SAN JOSE, Calif. - Hackers broke into Citibank's network of ATMs inside 7-Eleven stores this year and stole customers' PIN codes, according to recent federal court filings in New York. The documents reveal a disturbing security hole in the most sensitive part of an individual's banking record.

SAN JOSE, Calif. - Hackers broke into Citibank's network of ATMs inside 7-Eleven stores this year and stole customers' PIN codes, according to recent federal court filings in New York. The documents reveal a disturbing security hole in the most sensitive part of an individual's banking record.

The scam netted the alleged identity thieves millions of dollars.
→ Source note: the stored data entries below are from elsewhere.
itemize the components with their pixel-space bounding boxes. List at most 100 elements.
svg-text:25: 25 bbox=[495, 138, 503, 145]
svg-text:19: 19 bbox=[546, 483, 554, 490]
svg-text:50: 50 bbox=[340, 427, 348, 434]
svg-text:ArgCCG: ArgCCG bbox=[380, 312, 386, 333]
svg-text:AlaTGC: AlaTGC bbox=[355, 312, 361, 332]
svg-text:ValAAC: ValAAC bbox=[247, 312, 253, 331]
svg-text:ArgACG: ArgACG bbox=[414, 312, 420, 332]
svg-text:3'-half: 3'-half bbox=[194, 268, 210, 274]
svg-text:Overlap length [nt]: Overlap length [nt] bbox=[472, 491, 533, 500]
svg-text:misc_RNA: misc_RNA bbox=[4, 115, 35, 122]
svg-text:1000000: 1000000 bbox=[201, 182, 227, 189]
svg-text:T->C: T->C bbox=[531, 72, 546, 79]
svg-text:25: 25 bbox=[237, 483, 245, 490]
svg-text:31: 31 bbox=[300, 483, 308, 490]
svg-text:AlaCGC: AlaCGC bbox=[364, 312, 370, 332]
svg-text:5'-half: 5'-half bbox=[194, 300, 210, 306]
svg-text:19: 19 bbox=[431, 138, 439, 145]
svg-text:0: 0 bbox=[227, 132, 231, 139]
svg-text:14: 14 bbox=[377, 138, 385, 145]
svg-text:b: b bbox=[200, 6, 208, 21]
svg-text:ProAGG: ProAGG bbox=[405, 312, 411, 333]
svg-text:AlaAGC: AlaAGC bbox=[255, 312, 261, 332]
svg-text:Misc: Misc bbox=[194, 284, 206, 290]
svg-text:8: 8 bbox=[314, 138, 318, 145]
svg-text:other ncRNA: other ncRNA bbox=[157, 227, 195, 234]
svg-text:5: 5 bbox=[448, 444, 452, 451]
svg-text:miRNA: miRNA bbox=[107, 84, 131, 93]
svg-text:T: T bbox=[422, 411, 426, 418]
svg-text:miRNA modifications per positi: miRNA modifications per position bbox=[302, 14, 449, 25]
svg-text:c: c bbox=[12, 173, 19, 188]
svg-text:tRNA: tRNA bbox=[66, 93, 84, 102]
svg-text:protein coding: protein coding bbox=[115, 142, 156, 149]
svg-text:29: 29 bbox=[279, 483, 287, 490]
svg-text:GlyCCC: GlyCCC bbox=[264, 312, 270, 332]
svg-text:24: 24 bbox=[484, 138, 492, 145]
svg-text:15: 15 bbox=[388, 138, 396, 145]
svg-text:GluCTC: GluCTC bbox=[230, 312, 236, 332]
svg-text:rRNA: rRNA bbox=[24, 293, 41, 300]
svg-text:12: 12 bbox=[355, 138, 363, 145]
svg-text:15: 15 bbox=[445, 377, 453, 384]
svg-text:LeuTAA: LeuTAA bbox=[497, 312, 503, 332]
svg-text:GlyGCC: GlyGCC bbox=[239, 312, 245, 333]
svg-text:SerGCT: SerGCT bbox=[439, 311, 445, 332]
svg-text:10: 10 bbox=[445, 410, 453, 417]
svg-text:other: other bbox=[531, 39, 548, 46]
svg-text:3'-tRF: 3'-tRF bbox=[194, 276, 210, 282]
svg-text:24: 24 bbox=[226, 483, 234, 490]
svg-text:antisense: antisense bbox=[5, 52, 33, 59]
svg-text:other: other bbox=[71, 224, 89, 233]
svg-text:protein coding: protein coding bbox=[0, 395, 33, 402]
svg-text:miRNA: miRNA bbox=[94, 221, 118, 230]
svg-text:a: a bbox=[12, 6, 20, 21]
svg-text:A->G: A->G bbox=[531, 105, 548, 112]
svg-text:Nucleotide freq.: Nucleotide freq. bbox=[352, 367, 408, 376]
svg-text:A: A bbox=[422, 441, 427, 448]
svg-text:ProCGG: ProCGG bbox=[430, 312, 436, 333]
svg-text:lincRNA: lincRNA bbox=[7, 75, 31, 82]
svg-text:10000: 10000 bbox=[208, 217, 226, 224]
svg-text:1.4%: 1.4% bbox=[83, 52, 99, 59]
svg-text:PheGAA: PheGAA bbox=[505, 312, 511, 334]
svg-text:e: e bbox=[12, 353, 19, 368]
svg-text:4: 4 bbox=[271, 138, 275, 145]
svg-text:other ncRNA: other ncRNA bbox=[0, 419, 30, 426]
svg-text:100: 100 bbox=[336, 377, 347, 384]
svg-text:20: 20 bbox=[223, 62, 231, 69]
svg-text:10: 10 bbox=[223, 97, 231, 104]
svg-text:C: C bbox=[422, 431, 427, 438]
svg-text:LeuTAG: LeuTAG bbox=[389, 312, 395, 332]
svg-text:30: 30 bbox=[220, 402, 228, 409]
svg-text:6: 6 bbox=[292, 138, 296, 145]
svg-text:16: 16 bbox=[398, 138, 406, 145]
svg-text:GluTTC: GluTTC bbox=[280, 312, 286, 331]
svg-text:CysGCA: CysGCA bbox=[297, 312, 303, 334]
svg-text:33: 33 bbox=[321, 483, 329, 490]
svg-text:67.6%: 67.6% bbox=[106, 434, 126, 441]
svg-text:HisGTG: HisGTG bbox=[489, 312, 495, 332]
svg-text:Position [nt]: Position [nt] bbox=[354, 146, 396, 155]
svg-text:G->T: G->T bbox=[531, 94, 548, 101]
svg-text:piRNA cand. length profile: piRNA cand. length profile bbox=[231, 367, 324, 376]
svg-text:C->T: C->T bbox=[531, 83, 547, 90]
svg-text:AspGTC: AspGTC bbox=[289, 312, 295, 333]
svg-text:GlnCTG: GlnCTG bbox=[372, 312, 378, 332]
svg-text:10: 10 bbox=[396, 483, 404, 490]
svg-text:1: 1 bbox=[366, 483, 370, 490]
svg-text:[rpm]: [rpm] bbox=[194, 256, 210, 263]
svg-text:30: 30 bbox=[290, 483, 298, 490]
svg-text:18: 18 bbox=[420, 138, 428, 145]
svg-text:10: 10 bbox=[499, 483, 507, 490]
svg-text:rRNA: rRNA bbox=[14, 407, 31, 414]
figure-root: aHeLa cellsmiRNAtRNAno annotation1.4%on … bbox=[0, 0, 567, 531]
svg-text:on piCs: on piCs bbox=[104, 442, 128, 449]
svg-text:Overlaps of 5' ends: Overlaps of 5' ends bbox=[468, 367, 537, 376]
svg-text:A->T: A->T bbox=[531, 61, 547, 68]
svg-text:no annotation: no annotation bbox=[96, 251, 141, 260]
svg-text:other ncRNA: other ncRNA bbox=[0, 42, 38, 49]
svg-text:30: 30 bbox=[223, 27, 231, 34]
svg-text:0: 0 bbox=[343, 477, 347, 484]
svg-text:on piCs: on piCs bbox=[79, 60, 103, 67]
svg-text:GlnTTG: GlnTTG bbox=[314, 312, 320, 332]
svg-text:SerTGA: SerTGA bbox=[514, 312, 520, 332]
But more significantly for consumers, it indicates criminals were able to access PINs - the numeric passwords that theoretically are among the most closely guarded elements of banking transactions - by attacking the computers responsible for approving the cash withdrawals.

The case against three individuals in U.S. District Court for the Southern District of New York highlights an important problem: Hackers are targeting the ATM system's infrastructure, which is increasingly built on Microsoft Corp.'s Windows operating system and allows machines to be remotely diagnosed and repaired over the Internet.

Despite industry standards that call for protecting PINs with strong encryption - which means encoding them to cloak them to outsiders - some ATM operators apparently are not properly doing that. The PINs seem to be leaking while in transit between the automated teller machines and the computers that process the transactions.

What that means for consumers is that PINs were stolen from machines that showed no signs of tampering they could detect.

It is unclear how many customers of Citibank, a unit of Citigroup Inc., were affected by the breach, which extended at least from October 2007 to March. The bank has nearly 5,700 Citibank-branded ATMs inside 7-Eleven Inc. stores throughout the country, but it does not own or operate any of them.